MBT stands for Masai Barefoot Technology. The shoe was invented by a Swiss engineer who, on holiday in Kenya, noticed the Masai gait was very different to his. The platform sole has a cutaway heel which forces the wearer to roll through the foot as they walk, mimicking walking barefoot in the sand.

The principle of MBT trainers is that they correct any walking faults, leading to better posture, alleviating

pressure on the spine, and lining up knees, hips and shoulders.

"The shoes force you to walk in a different way," says Dr Rav Naik, a GP and orthopaedic physician who is undertaking trials on their calorieburning and muscle-toning effects at Sheffield Hallam University.

"Usually your heel provides a good support base, but with MBT the negative heel [the heel is cut away from the platform sole] means you have to support yourself using large muscle groups and small stabilising muscles around the ankles."

Increased use of core muscles in the stomach and back, the makers claim, leads to the incineration of more calories. More muscle use also means increased circulation.

So were these claims justified? I went to Brunel University's sports science laboratory to find out.

Wearing them forces a more ladylike approach to walking than my usual gait; the cutaway heel necessitates small steps, so I trot along as if wearing a pencil skirt.

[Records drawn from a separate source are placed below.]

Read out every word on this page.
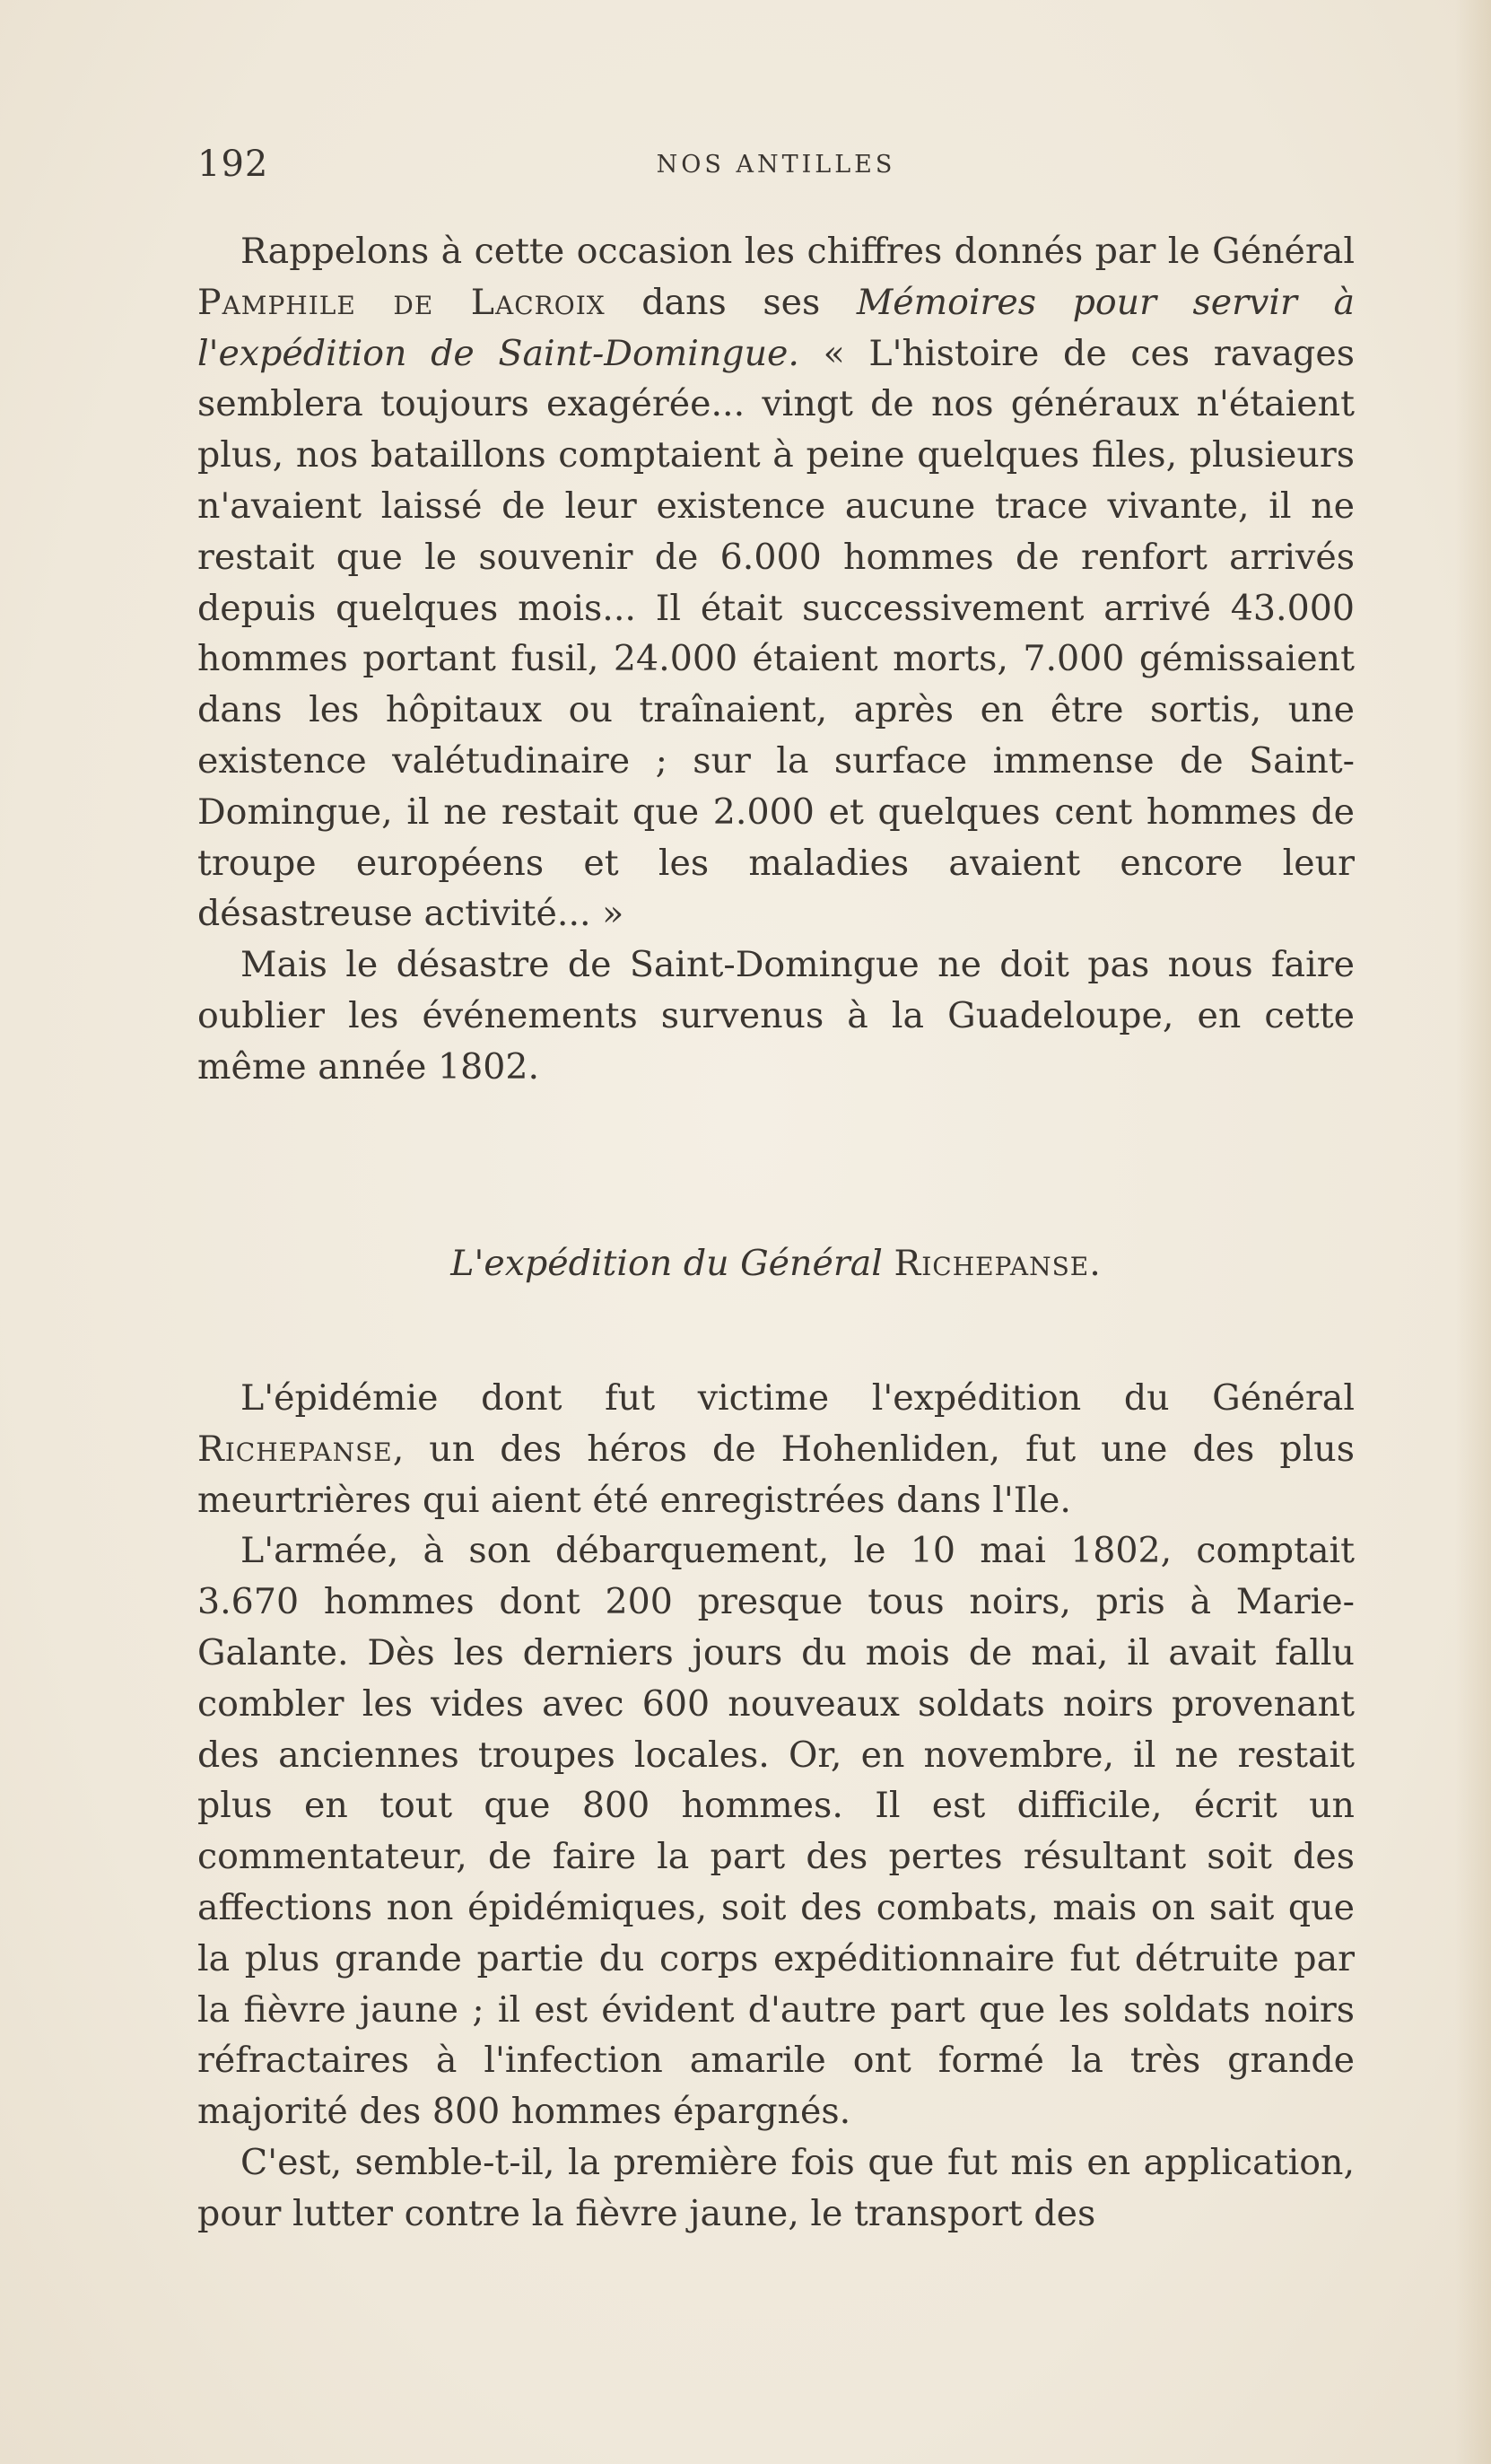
192	NOS ANTILLES

Rappelons à cette occasion les chiffres donnés par le Général Pamphile de Lacroix dans ses Mémoires pour servir à l'expédition de Saint-Domingue. « L'histoire de ces ravages semblera toujours exagérée... vingt de nos généraux n'étaient plus, nos bataillons comptaient à peine quelques files, plusieurs n'avaient laissé de leur existence aucune trace vivante, il ne restait que le souvenir de 6.000 hommes de renfort arrivés depuis quelques mois... Il était successivement arrivé 43.000 hommes portant fusil, 24.000 étaient morts, 7.000 gémissaient dans les hôpitaux ou traînaient, après en être sortis, une existence valétudinaire ; sur la surface immense de Saint-Domingue, il ne restait que 2.000 et quelques cent hommes de troupe européens et les maladies avaient encore leur désastreuse activité... »

Mais le désastre de Saint-Domingue ne doit pas nous faire oublier les événements survenus à la Guadeloupe, en cette même année 1802.

L'expédition du Général Richepanse.

L'épidémie dont fut victime l'expédition du Général Richepanse, un des héros de Hohenliden, fut une des plus meurtrières qui aient été enregistrées dans l'Ile.

L'armée, à son débarquement, le 10 mai 1802, comptait 3.670 hommes dont 200 presque tous noirs, pris à Marie-Galante. Dès les derniers jours du mois de mai, il avait fallu combler les vides avec 600 nouveaux soldats noirs provenant des anciennes troupes locales. Or, en novembre, il ne restait plus en tout que 800 hommes. Il est difficile, écrit un commentateur, de faire la part des pertes résultant soit des affections non épidémiques, soit des combats, mais on sait que la plus grande partie du corps expéditionnaire fut détruite par la fièvre jaune ; il est évident d'autre part que les soldats noirs réfractaires à l'infection amarile ont formé la très grande majorité des 800 hommes épargnés.

C'est, semble-t-il, la première fois que fut mis en application, pour lutter contre la fièvre jaune, le transport des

I am hooked up to a VO2 max machine, to measure calories burned during an activity, and an EMG (electromyography) machine which measures muscle activity in my abs, glutes (buttocks), back and calves.

I walk for three minutes in normal trainers, MBT trainers and kitten heels, then run in each of the two pairs of trainers.

The results, for anyone looking for a miracle, are not hopeful. "There was no physiological difference walking in MBTs and normal trainers," says Lisa Miller, one of the exercise physiologists who ran the tests. "I'd also be worried about the lateral instability of these trainers, it would be easy to go over on your ankle, so I wouldn't recommend jogging outside. Plus, it would not be possible to run as fast as in normal trainers because of their height."

Her colleague Andrew Nowicky is similarly dubious. "We found less activity in the abdominal muscles with MBTs, which I can't explain."

Podiatrist Anne Marie O'Connor, from the Central London Osteopathy and Sports Injury Clinic, has seen a stream of clients in her east London clinic with MBT-related questions.